Shouldn't state be treated as immutable in React?

I notice the method of updating state presented in the Learn React Track often involves mutating the current state. For example, in this video, the current players state was changed by pushing a new player onto the players array. I thought state should be treated as immutable in React? So setting the state by creating copies of the old state combined with the new state. I'm not exactly sure of the reason why immutability is so important but I think it has something to do with React's state management and not bypassing it... I wonder if anyone could clarify?

1 Answer

Jacob Richter
Jacob Richter
11,210 Points

Hey Adam,

Great question. You should never mutate the state directly instead you should use the this.setState method available at all times.

You are right and you should never ever ever do this.state.pop() or otherwise as this skips the re-render of your component (that occurs during this.setState) and knocks things out of sync.
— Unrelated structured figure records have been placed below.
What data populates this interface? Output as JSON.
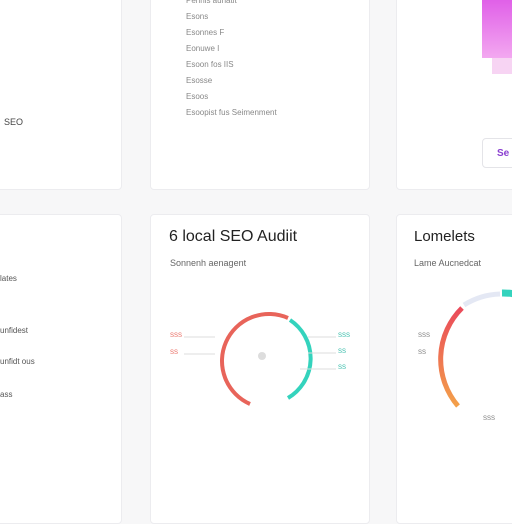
{
  "cards": {
    "top_left": {
      "label": "SEO"
    },
    "top_middle": {
      "items": [
        "Pennis aunatit",
        "Esons",
        "Esonnes F",
        "Eonuwe I",
        "Esoon fos IIS",
        "Esosse",
        "Esoos",
        "Esoopist fus Seimenment"
      ]
    },
    "top_right": {
      "button": "Se"
    },
    "middle_left": {
      "items": [
        "lates",
        "unfidest",
        "unfidt ous",
        "ass"
      ]
    },
    "middle_center": {
      "title": "6 local SEO Audiit",
      "subtitle": "Sonnenh aenagent",
      "left_labels": [
        "SSS",
        "SS"
      ],
      "right_labels": [
        "SSS",
        "SS",
        "SS"
      ]
    },
    "middle_right": {
      "title": "Lomelets",
      "subtitle": "Lame Aucnedcat",
      "left_labels": [
        "SSS",
        "SS"
      ],
      "bottom_label": "SSS"
    }
  }
}
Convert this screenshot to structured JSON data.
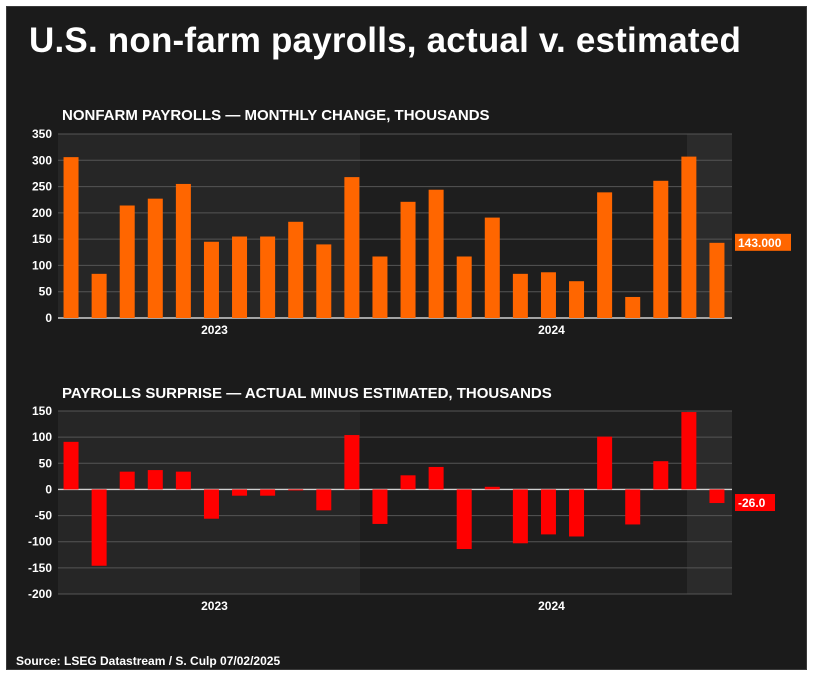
{
  "title": "U.S. non-farm payrolls, actual v. estimated",
  "source": "Source: LSEG Datastream / S. Culp 07/02/2025",
  "colors": {
    "payrolls_bar": "#ff6600",
    "surprise_bar": "#ff0000",
    "background": "#1b1b1b",
    "label_payrolls": "#ff6600",
    "label_surprise": "#ff0000"
  },
  "chart_data": [
    {
      "type": "bar",
      "title": "NONFARM PAYROLLS — MONTHLY CHANGE, THOUSANDS",
      "ylim": [
        0,
        350
      ],
      "yticks": [
        "350",
        "300",
        "250",
        "200",
        "150",
        "100",
        "50",
        "0"
      ],
      "year_labels": [
        "2023",
        "2024"
      ],
      "values": [
        306,
        84,
        214,
        227,
        255,
        145,
        155,
        155,
        183,
        140,
        268,
        117,
        221,
        244,
        117,
        191,
        84,
        87,
        70,
        239,
        40,
        261,
        307,
        143
      ],
      "last_value_label": "143.000"
    },
    {
      "type": "bar",
      "title": "PAYROLLS SURPRISE — ACTUAL MINUS ESTIMATED, THOUSANDS",
      "ylim": [
        -200,
        150
      ],
      "yticks": [
        "150",
        "100",
        "50",
        "0",
        "-50",
        "-100",
        "-150",
        "-200"
      ],
      "year_labels": [
        "2023",
        "2024"
      ],
      "values": [
        91,
        -146,
        34,
        37,
        34,
        -56,
        -12,
        -12,
        0,
        -40,
        104,
        -66,
        27,
        43,
        -114,
        5,
        -103,
        -86,
        -90,
        101,
        -67,
        54,
        148,
        -26
      ],
      "last_value_label": "-26.0"
    }
  ]
}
If you wish to make alterations to the state using push and pull as you have stated above I would first do a shallow copy of the state and then altering via mutation methods and returning the new arrays / objects via setState.

Such as:

let someArray = this.state.someArray
someArray.pop()
this.setState({someArray: someArray})

A more sophisticated method is to use the setState method in full which can take a function that is passed the current state, this is much better for keeping state in sync if you have many this.setState calls occuring at nearly the same time.
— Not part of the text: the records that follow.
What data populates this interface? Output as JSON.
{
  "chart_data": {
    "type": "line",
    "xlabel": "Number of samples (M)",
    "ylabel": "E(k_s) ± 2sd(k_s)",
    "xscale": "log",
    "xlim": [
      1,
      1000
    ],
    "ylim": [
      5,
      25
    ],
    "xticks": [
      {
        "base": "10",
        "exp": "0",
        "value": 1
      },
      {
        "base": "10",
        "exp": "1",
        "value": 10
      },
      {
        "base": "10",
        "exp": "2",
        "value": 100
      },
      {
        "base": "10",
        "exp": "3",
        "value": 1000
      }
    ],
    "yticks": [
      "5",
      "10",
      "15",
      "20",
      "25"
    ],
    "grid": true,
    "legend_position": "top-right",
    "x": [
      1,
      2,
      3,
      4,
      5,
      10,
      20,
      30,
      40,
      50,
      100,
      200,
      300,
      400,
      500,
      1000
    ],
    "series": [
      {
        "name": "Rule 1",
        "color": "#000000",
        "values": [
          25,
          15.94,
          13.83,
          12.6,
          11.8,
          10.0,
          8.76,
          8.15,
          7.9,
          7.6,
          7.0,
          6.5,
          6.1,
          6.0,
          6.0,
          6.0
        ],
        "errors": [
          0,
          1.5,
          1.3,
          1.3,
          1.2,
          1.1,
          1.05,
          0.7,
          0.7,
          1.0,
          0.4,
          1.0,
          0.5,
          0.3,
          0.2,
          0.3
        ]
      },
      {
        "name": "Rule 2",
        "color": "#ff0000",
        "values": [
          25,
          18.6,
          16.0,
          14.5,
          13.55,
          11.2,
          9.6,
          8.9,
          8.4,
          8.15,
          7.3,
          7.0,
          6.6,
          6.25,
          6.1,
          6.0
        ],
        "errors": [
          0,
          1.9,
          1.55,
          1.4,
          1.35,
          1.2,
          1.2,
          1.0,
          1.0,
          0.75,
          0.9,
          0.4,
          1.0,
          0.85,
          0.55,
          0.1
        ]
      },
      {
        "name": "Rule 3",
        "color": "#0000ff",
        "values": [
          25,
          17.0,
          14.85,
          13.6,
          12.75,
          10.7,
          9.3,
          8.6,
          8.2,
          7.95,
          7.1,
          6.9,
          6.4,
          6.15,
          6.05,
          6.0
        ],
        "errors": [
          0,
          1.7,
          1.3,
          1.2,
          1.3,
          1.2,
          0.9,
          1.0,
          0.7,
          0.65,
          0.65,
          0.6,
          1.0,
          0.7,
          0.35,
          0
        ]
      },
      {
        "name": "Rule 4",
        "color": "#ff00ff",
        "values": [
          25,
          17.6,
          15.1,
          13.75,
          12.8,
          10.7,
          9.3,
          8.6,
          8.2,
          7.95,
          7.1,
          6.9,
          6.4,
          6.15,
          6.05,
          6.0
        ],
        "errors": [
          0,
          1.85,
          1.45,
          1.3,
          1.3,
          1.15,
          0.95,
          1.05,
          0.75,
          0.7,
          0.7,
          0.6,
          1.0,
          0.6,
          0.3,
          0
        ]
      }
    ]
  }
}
this.setState((state) => { someKey: state.someStateMutation }) 

For poping you should instead use

const newArray = oldArray.splice(-1,1) 

and for adding you can use the new spread syntax

const newArray = [...oldArray, newElement]

Please check out the new spread syntax introduced in ES7 which allows you to do shallow copies and pretty awesome functional techniques as well. There are plenty of resources on functional programming using Javascript and I urge you to check these out, you'll need them if you ever move to more advanced state management such as Redux or MobX and they allow you to do pretty cool things in relatively short amount of code.

Any other questions let me know. Jacob.